Quizá no sea muy temerario suponer que Stravinski, teniendo parte de su ser firmemente anclada en el porvenir, hubiera estado parcialmente de acuerdo con la visión futurista de Rosenfeld. Y así como una buena parte de los críticos de las primeras décadas del siglo XX vituperaron a Stravinski por el empleo del ritmo en La consagración de la primavera, muchos otros lo agredieron por el empleo poco ortodoxo y ciertamente desconcertante de la orquesta. En este sentido, y para quienes aún es difícil digerir la densidad orquestal de la obra, está la versión para piano a cuatro manos del propio Stravinski, que es una alternativa fascinante. También existe una muy interesante versión de La consagración transcrita para piano solo por Sam Raphling, a través de la cual es posible penetrar menos explosivamente en los rincones del pensamiento musical de Stravinski. Es evidente que tal transcripción ni sustituye ni supera al original, pero es uno de los ejercicios más válidos que se han hecho en este sentido, y en todo caso esta versión pianística demuestra, tanto como la versión original de La consagración de la primavera, que Stravinski fue un gran inconformista musical.

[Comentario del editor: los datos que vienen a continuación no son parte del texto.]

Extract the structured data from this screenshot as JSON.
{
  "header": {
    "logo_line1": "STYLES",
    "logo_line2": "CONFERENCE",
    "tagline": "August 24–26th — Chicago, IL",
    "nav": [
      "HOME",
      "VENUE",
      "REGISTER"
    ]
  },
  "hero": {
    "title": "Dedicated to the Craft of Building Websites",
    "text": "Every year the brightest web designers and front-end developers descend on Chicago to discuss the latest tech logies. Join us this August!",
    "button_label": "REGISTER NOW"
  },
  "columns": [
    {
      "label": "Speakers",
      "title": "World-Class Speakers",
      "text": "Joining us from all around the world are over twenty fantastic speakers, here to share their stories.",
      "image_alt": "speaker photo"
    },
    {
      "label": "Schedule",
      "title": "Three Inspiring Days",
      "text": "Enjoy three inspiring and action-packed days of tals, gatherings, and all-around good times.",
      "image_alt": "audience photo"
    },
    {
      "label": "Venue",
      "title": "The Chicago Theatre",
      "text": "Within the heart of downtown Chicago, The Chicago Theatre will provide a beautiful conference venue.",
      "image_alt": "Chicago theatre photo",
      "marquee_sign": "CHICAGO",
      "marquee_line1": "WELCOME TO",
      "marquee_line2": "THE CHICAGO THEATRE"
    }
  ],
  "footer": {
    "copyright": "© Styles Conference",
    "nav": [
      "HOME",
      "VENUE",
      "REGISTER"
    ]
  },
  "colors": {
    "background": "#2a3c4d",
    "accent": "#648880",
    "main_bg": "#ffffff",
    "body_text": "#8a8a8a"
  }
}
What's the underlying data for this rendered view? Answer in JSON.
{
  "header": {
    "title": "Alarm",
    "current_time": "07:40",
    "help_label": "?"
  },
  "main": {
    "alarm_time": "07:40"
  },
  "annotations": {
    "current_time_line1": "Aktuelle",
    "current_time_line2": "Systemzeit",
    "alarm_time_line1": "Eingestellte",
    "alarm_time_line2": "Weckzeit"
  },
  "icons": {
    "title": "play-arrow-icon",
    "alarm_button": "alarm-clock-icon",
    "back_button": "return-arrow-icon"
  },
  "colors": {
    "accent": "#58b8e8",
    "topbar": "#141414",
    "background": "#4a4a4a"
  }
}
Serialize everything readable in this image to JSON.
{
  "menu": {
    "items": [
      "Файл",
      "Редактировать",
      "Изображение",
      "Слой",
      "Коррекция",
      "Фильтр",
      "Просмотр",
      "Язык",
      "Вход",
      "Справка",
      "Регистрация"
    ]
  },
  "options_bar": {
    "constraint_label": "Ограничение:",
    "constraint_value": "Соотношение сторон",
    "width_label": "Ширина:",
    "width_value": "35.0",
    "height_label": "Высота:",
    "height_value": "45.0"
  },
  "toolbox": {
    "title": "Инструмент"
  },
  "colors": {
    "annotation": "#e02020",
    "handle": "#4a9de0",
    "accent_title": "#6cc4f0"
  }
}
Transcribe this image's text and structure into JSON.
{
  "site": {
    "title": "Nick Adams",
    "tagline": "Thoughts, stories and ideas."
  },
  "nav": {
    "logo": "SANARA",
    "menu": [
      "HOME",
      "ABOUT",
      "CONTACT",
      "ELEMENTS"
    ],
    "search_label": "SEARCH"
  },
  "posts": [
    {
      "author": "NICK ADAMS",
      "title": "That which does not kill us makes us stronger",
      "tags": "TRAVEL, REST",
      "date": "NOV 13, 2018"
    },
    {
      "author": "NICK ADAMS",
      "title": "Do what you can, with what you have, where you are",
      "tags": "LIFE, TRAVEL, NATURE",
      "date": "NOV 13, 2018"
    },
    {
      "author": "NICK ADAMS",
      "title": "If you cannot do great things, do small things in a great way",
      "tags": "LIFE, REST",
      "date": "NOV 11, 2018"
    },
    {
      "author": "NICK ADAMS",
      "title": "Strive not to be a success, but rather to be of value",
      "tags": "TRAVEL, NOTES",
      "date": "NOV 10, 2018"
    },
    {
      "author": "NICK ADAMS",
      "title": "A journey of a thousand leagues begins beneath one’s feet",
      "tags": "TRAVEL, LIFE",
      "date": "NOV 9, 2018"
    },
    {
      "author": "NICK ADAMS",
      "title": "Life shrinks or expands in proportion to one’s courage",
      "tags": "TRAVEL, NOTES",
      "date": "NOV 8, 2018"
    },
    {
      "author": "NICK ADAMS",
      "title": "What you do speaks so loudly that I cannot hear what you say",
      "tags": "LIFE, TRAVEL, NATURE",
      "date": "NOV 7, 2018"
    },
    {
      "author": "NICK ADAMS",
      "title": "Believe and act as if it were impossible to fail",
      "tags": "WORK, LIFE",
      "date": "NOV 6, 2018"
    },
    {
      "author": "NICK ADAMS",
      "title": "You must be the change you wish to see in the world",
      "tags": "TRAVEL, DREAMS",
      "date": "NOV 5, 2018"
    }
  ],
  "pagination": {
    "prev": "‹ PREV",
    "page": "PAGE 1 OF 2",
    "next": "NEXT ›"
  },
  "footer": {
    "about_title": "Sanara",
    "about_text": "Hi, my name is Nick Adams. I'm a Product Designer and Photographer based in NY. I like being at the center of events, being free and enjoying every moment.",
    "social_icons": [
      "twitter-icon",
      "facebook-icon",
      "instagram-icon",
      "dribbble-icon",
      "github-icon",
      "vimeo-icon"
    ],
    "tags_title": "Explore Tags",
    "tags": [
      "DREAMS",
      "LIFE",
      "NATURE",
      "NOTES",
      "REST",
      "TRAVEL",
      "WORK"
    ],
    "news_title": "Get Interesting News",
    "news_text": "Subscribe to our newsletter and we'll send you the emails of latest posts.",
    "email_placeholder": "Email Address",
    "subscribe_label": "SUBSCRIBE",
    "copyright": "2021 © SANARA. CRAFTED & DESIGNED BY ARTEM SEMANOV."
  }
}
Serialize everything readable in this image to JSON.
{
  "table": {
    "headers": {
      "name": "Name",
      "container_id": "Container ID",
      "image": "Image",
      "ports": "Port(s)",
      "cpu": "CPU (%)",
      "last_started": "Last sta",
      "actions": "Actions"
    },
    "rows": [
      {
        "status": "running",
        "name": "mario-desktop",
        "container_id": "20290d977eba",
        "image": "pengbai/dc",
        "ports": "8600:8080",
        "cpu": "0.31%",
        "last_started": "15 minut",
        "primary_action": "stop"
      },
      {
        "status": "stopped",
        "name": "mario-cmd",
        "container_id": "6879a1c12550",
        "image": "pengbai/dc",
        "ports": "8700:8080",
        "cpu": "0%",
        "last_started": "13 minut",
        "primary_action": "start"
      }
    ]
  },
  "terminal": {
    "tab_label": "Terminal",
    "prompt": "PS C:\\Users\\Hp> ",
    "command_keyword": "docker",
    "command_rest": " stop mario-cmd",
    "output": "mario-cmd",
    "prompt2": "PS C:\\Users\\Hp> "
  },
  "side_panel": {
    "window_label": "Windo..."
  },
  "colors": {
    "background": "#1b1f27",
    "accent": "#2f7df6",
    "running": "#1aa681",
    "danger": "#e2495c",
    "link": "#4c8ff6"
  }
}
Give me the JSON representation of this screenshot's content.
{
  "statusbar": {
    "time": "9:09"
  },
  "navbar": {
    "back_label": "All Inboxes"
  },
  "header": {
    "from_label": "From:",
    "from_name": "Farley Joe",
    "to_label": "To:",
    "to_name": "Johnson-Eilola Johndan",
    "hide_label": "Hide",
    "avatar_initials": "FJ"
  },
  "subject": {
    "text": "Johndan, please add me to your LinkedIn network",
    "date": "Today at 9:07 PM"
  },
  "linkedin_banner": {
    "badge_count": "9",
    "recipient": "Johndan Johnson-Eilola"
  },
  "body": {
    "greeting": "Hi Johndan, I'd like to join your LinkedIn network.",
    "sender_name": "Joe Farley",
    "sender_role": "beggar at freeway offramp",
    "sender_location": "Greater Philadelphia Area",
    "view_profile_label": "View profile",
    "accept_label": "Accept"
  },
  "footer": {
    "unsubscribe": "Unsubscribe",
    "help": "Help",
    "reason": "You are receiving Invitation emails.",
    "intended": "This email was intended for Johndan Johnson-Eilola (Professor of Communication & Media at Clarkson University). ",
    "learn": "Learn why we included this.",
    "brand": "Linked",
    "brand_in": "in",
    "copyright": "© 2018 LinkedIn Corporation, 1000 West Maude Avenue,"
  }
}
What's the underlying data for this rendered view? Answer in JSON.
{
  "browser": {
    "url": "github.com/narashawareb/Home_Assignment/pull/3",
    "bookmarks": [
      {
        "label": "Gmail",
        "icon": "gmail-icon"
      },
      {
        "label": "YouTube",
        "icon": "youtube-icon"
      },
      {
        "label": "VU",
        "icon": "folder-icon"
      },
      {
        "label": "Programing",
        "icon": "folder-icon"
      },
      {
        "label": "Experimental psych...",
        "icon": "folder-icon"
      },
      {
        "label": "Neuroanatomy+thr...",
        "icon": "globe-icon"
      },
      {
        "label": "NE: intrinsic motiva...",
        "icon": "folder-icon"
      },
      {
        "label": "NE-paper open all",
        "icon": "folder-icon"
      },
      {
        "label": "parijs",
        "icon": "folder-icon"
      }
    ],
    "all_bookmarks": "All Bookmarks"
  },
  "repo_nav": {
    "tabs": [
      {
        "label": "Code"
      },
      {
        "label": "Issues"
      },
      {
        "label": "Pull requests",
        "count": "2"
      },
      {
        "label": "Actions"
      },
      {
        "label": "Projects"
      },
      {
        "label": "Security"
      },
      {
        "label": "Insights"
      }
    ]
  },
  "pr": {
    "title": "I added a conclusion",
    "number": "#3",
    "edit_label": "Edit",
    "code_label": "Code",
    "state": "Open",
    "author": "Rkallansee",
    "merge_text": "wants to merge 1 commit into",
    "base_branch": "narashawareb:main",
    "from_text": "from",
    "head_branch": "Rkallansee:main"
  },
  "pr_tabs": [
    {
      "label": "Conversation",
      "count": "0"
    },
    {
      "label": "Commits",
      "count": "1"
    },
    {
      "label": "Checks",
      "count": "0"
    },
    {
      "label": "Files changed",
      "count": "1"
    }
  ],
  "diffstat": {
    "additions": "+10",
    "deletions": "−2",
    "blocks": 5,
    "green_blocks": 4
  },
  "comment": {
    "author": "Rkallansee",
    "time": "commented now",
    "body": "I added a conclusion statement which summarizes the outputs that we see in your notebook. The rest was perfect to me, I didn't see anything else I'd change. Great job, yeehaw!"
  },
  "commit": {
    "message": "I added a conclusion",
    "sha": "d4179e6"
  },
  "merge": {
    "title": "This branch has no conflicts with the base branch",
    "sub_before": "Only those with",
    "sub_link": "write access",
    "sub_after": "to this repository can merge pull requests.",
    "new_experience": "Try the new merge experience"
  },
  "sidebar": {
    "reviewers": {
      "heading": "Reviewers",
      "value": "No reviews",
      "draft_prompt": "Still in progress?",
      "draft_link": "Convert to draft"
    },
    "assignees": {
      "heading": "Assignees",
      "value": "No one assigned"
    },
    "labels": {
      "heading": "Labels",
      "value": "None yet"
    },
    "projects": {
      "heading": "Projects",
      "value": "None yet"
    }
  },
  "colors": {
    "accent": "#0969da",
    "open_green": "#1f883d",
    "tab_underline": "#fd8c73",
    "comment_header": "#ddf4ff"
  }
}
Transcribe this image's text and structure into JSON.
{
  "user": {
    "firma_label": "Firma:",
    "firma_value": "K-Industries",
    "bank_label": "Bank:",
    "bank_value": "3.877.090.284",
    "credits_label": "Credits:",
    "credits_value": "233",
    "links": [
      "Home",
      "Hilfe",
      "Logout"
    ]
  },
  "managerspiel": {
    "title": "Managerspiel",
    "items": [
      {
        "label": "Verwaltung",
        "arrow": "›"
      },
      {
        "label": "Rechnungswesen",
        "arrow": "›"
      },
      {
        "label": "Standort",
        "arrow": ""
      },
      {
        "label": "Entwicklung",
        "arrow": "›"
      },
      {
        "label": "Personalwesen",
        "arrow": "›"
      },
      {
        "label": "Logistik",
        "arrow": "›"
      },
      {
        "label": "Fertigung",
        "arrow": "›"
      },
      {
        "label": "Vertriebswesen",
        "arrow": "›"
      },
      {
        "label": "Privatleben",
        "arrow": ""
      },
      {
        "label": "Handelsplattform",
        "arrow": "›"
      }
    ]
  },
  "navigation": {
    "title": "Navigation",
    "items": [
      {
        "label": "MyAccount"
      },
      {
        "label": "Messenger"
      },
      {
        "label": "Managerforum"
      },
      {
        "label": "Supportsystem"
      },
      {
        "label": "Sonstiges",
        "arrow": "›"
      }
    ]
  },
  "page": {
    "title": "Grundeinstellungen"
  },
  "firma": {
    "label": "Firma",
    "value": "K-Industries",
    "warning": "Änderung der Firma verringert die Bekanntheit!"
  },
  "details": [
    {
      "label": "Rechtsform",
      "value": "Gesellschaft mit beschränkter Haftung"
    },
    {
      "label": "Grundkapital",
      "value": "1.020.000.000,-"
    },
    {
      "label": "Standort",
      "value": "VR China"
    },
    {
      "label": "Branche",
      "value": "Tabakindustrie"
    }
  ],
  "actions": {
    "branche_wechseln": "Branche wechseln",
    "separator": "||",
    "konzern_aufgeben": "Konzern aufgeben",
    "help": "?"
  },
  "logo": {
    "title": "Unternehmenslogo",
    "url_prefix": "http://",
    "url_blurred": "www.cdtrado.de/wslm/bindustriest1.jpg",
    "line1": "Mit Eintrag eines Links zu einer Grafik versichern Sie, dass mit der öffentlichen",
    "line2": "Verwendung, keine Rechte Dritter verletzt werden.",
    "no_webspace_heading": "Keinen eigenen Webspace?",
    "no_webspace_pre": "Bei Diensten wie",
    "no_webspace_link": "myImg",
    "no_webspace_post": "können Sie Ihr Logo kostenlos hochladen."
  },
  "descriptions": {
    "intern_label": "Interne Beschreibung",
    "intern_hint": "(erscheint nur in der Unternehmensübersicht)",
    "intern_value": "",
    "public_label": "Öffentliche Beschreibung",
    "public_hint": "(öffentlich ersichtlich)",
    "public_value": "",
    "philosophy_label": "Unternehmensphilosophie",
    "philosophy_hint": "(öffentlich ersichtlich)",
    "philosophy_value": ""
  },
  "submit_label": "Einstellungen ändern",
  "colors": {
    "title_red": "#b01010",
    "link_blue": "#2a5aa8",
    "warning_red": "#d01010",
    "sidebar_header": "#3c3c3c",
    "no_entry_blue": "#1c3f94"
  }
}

Y es bien sabido que los inconformistas han sido siempre alimento primordial de los críticos reaccionarios. De ahí la profusión de insultos que no alcanzan, ni con mucho, a hacer mella en una de las partituras fundamentales de la historia de la música. Tan fundamental, por ejemplo, que existe también en una versión para guitarra sola realizada por Larry Coryell, así como varias versiones para distintos ensambles de jazz, incluyendo una muy interesante (y muy vieja) de Don Sebesky. Aunque usted no lo crea.